Google really wants to keep things secret, but since Chromium is an opensource project things eventually leak here and there. Here is the latest from this collection!

“Vermont” is code name for one secret project that Google is working on. Reading through the Chromium code base, it gives the picture of a service linking your Google Data to your Chromebook. To make it easy to understand, lets compare it to “Dropbox”. If they are working on something similar to “Dropbox” it should have a connection with “Google Drive” too, right? Yes, because we hear more and more about “Google Drive” these days.

The “Vermont” Mentions

There are only very few mentions of “Vermont” on the codebase. However, they have added a “Label” called Vermont and that makes me think that this is not just a mention of something but an important sub-project.
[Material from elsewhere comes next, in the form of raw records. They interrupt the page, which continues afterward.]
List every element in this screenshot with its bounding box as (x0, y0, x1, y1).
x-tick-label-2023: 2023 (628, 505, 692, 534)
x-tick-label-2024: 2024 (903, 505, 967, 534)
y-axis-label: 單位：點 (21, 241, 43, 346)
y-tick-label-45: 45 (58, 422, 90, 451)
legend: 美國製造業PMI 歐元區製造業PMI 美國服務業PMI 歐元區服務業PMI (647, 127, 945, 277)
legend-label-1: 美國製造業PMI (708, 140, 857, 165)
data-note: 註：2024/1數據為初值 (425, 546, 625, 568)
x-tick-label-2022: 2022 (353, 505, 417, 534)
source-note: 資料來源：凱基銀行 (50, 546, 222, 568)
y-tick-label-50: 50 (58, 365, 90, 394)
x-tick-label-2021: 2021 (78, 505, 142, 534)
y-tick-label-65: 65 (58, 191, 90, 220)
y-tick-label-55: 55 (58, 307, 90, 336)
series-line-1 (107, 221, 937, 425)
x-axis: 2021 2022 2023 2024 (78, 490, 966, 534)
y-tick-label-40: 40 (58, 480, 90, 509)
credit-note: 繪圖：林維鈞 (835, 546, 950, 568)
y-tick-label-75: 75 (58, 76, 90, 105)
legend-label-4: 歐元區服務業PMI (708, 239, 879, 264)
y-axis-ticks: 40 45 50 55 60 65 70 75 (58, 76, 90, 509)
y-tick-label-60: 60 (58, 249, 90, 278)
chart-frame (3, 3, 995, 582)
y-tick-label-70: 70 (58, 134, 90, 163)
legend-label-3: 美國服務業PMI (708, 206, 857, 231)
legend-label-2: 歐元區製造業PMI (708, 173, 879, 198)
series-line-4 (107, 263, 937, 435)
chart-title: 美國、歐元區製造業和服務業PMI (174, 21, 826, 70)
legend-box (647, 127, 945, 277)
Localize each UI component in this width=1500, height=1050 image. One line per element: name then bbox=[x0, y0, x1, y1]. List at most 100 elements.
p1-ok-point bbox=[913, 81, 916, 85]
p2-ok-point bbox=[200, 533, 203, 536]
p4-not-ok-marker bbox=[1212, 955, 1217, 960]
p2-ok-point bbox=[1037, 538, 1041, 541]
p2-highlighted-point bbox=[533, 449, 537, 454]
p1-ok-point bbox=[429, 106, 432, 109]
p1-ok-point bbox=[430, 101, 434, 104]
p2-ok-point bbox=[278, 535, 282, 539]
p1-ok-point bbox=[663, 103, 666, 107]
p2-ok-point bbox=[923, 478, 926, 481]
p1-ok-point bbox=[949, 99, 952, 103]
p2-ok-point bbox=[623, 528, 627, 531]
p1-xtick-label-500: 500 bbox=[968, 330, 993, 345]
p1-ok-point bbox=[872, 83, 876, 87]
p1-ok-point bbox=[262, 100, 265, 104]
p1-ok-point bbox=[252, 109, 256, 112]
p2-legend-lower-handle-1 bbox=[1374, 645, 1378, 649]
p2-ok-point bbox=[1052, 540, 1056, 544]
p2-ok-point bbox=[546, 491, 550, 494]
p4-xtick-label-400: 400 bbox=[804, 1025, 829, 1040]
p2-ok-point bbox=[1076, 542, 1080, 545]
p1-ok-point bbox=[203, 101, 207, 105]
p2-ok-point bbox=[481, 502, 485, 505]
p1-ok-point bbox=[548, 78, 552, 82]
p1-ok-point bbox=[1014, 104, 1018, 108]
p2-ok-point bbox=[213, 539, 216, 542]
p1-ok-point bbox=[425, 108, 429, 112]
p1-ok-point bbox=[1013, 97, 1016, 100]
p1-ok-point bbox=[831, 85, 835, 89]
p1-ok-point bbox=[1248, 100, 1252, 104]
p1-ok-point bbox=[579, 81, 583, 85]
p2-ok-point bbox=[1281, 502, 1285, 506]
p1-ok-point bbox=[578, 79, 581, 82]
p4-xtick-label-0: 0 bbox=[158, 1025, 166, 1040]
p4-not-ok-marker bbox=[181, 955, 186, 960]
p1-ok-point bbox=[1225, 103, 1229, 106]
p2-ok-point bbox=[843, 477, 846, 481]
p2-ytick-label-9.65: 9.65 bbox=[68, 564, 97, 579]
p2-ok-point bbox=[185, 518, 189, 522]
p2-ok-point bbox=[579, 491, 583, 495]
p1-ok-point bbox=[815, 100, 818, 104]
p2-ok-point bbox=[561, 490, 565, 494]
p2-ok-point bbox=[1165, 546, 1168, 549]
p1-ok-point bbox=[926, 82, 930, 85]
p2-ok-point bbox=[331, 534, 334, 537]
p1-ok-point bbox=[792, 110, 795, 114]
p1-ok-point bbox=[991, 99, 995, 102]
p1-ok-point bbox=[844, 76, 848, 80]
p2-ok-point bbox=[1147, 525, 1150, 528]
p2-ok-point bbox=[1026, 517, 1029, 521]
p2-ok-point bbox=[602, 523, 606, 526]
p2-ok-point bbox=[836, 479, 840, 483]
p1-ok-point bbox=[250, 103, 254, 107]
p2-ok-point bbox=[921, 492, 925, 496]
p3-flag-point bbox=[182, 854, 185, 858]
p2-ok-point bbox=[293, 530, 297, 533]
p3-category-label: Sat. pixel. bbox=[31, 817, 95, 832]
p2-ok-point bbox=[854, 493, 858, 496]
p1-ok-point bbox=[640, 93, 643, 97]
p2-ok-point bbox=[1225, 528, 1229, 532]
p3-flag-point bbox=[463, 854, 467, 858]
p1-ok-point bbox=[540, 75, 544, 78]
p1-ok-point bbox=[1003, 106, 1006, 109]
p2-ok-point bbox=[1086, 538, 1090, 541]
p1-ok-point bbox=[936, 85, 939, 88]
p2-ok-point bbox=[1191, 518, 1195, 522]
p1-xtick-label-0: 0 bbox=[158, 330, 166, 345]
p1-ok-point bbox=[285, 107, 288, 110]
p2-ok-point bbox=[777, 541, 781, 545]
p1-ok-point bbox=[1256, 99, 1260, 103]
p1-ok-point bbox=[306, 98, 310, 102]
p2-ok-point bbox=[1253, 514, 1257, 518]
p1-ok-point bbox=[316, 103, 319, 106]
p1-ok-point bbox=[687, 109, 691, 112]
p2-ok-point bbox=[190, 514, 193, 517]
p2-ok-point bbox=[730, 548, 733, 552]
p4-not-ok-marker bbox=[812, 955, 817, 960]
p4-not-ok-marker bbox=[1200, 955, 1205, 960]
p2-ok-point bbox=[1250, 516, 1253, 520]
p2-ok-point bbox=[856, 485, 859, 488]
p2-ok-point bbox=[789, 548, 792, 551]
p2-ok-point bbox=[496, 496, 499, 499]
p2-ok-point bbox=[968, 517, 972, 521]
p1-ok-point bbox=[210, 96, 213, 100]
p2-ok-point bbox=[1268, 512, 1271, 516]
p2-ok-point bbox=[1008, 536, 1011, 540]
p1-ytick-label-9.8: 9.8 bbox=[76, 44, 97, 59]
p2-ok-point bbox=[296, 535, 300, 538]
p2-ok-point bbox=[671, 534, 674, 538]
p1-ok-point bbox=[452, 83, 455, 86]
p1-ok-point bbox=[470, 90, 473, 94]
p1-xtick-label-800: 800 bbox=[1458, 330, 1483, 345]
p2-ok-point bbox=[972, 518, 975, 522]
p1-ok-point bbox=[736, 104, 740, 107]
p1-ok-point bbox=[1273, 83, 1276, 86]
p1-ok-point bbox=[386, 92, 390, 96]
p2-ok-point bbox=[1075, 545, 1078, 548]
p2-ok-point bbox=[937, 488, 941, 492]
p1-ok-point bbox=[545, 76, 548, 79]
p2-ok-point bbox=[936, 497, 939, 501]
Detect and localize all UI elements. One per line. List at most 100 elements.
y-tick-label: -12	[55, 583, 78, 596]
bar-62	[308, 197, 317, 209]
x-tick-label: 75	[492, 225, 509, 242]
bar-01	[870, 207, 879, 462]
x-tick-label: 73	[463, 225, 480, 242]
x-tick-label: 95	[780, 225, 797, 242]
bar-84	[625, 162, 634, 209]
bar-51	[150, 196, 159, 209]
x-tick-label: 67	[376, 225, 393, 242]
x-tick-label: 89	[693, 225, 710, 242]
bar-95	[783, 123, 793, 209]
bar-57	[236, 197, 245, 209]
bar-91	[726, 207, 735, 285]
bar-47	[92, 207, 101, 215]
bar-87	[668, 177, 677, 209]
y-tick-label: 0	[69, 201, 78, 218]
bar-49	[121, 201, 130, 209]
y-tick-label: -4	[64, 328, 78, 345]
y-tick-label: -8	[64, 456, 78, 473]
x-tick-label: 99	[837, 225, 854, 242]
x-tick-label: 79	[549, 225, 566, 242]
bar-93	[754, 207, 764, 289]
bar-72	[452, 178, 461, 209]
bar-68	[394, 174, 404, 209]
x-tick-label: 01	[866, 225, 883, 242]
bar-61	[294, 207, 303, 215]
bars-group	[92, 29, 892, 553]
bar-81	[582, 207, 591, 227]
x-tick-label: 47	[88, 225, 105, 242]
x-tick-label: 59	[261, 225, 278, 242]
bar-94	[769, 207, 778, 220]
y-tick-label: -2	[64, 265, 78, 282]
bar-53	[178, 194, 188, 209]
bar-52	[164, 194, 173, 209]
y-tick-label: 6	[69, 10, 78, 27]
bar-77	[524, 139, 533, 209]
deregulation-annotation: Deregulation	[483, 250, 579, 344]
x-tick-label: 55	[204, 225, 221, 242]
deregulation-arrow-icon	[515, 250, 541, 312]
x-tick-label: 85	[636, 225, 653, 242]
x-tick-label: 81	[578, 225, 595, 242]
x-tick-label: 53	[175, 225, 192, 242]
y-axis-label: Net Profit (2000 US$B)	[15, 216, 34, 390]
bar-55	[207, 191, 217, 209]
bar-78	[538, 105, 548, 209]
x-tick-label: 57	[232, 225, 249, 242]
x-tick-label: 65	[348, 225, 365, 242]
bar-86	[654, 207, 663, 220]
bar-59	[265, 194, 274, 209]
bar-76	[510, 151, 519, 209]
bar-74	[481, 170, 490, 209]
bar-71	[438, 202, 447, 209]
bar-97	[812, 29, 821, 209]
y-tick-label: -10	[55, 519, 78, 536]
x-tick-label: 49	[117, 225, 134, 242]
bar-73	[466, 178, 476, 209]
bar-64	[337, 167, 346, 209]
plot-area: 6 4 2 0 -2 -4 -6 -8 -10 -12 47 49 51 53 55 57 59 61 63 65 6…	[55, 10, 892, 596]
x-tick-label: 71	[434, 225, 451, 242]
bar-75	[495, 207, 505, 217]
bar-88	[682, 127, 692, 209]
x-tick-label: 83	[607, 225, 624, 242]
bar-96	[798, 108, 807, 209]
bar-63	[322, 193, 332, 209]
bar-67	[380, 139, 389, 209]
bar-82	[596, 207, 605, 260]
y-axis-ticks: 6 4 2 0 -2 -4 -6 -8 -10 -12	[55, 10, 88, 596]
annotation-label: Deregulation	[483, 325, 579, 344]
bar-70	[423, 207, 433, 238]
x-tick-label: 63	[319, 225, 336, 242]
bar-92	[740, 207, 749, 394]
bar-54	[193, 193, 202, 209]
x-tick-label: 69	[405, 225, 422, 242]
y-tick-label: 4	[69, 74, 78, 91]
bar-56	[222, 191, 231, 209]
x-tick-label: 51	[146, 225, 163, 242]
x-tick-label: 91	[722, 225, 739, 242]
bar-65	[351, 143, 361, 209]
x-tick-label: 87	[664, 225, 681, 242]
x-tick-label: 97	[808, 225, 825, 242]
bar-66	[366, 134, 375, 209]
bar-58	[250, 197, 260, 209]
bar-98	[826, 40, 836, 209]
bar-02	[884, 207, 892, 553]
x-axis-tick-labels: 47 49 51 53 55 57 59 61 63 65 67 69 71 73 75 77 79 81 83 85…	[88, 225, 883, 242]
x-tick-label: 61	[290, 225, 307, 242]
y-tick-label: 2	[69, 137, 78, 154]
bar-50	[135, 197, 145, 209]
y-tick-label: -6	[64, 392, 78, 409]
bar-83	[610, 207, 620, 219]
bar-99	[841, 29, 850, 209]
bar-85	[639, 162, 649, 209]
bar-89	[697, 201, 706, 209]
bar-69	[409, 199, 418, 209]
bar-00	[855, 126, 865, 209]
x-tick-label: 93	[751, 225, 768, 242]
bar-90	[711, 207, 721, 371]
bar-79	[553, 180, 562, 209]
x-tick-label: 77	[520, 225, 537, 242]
One bug says “Over the past 2 days, I’ve been talking to Kan, Ken, and Nicholas about the future direction of the left panel with all the Vermont work coming, and we have all decided that we’d like to rename “Chromebook” to “Downloads” and update icon.”

My guess: The “download” folder of your Chromebook will seamlessly sync with a “Download” folder on your Google drive, a temporary place for file storage.

While discussing this on Google Plus, John Blossom asked, “What do they really mean when they say “bring all of our Google Data into a Chromebook”? It’s pretty much there already in the cloud.” That is a very important question, how important will be the role of local storage on Chromebook with this new project?

My guess on this: GDrive on Chromebook will work like Dropbox on Android. If you have used Dropbox on Android, you will get this idea fast. When you install the app on your phone, it lists all your folders. Nothing is available offline by default, it just shows you the index. If you need to open something, you download that particular file from the cloud – temporarily or make it available offline permanently, which will save that on your phone or SD Card.

Things are still not clear. However, in coming days, we will hear more about this project. Stay tuned!!!

Thanks François Beaufort, as always!!!

In Category: Chromebook


Dinsan made Google Chrome his default browser within hours of its release. He fell in love with Chromebooks from the day he first touched one and is currently obsessed with Chromecasts.

Show 2 Comments
  • earls 15/02/2012, 7:24 pm

    Nice research, DINU, keep it up. 🙂

  • Ian Betteridge 15/02/2012, 8:34 pm

    My gut feeling is that it’ll be a little like Google Music. Anything you open (“play” on Gmusic) is cached locally on a temporary basis. But you can also “pin” files that you know you’ll want to have offline access to persistently.